A newly discovered method for transmitting radio frequencies wirelessly might bring us a step closer to a future with ultra-high-speed WiFi. Researchers at the Harvard School of Engineering and Applied Sciences have recently developed a method which uses Laser Radio Transmitter to wirelessly transmit radio frequency via a semiconductor laser.

Lasers can be used to emit microwaves, modulate them and receive external radio frequency signals — thus opening up a whole new possibility of achieving “ultra-high-speed WiFi.”

So basically, this device uses a frequency comb laser to emit and modulate microwaves wirelessly. While conventional lasers are able to emit single frequencies of light at a time, the laser frequency combs used in the new method are able to emit multiple frequencies at the same time. The laser uses different frequencies of light beating together to generate microwave radiation. The “beats” emitted from the laser are reminiscent of a painting (right) by Spanish artist Joan Miro’ named “Bleu II”. The researchers used this phenomenon to send a song wirelessly to a receiver.

It was found that “different frequencies of light beat together to generate microwave radiation.” The light inside the cavity of the laser causes electrons to oscillate at microwave frequencies (within the communications spectrum). These oscillations can be externally modulated to encode information using a carrier signal. For the first time, such functionality has been demonstrated in a laser.
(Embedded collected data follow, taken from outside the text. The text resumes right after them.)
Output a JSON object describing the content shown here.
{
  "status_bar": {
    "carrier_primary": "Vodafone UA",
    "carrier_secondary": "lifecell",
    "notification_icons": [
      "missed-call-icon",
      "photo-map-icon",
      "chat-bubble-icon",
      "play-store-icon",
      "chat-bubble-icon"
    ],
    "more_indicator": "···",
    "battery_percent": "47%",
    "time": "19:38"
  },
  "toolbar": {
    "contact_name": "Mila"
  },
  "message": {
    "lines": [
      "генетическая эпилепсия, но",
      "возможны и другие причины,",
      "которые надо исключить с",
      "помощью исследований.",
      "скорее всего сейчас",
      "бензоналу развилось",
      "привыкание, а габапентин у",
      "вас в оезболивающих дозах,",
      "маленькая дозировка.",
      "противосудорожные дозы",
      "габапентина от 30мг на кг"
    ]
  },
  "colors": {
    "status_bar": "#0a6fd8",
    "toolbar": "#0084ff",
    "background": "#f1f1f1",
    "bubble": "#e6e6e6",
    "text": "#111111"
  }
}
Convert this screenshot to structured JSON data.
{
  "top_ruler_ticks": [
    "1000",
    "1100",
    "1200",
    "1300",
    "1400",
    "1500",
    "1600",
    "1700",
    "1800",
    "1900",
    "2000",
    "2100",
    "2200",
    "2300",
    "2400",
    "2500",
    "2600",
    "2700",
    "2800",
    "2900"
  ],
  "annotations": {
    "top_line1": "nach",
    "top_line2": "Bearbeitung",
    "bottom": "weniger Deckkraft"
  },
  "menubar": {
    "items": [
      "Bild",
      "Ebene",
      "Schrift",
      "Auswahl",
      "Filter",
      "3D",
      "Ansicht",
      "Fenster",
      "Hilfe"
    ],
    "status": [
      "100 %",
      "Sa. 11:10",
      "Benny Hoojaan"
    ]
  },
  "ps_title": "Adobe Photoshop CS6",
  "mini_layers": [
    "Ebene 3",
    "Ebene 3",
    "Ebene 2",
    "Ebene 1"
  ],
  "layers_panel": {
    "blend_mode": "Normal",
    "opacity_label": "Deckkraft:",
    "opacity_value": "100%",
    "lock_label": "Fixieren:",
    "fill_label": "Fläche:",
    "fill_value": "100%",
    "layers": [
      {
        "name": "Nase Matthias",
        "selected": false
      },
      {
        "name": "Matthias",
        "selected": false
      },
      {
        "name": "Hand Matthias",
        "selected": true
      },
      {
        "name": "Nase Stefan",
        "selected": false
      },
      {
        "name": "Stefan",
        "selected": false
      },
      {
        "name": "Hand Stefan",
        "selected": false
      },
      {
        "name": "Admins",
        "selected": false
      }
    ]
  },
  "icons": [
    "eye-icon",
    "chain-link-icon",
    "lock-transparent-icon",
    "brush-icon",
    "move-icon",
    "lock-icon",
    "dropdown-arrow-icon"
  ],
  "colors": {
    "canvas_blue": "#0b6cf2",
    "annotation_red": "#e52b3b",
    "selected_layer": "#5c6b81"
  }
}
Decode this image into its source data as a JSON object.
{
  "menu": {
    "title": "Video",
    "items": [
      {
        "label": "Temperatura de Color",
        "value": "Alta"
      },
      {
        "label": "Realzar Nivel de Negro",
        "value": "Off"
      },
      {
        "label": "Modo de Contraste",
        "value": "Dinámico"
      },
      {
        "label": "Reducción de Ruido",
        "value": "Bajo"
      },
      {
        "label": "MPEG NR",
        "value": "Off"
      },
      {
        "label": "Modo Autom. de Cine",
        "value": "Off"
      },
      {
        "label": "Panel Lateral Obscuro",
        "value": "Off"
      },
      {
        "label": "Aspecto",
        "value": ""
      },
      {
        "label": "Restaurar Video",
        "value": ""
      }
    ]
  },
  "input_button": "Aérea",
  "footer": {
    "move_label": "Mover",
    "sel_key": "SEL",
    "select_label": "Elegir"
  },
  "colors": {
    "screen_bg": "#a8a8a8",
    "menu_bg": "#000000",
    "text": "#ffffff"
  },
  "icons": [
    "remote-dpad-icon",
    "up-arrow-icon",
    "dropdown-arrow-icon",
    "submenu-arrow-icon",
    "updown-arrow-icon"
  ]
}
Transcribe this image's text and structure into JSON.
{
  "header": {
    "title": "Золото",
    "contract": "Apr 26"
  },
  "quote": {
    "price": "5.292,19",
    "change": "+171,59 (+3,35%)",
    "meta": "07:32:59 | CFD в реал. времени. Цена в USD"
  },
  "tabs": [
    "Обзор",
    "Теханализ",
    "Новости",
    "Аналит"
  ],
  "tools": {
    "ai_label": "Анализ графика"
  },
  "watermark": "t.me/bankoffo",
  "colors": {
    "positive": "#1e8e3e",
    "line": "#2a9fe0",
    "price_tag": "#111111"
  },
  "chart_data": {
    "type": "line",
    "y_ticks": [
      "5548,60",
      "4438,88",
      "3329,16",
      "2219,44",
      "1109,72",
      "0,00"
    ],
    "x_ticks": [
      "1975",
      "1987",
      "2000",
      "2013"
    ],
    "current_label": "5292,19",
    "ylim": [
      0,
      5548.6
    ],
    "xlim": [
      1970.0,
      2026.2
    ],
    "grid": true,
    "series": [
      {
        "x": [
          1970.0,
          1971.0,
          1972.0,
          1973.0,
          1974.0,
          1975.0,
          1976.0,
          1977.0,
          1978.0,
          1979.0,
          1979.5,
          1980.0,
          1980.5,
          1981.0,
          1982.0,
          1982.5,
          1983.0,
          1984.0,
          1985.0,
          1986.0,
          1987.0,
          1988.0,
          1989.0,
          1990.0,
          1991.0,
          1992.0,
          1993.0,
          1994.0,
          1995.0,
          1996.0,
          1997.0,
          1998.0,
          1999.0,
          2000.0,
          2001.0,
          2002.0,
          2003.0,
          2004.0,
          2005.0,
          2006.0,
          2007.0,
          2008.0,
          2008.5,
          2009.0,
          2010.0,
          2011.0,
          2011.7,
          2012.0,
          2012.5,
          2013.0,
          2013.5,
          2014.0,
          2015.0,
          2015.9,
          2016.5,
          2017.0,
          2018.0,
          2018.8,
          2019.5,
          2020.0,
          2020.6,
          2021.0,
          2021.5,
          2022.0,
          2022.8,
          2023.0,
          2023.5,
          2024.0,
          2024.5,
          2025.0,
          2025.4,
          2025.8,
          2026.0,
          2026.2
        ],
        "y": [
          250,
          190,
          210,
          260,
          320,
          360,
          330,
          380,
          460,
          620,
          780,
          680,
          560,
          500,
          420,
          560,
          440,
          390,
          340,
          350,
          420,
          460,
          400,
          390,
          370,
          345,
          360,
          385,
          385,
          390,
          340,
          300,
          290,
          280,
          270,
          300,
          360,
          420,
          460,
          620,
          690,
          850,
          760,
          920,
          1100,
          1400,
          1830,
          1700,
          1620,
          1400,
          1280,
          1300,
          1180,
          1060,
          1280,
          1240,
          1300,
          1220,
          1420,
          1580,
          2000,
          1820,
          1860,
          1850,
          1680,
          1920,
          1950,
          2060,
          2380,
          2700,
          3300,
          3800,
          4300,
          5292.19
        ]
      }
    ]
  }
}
The researchers also demonstrated how they transmitted these Microwaves:

“The first thing the new device needed to transmit microwave signals was an antenna. So, the researchers etched a gap into the top electrode of the device, creating a dipole antenna (like the rabbit ears on the top of an old TV).  Next, they modulated the frequency comb to encode information on the microwave radiation created by the beating light of the comb. Then, using the antenna, the microwaves are radiated out from the device, containing the encoded information.  The radio signal is received by a horn antenna, filtered and sent to a computer. The researchers also demonstrated that the laser radio could receive signals. The team was able to remote control the behavior of the laser using microwave signals from another device.”

This discovery could become the key to achieving Wi-Fi speeds hundreds of times faster than today’s wireless internet services.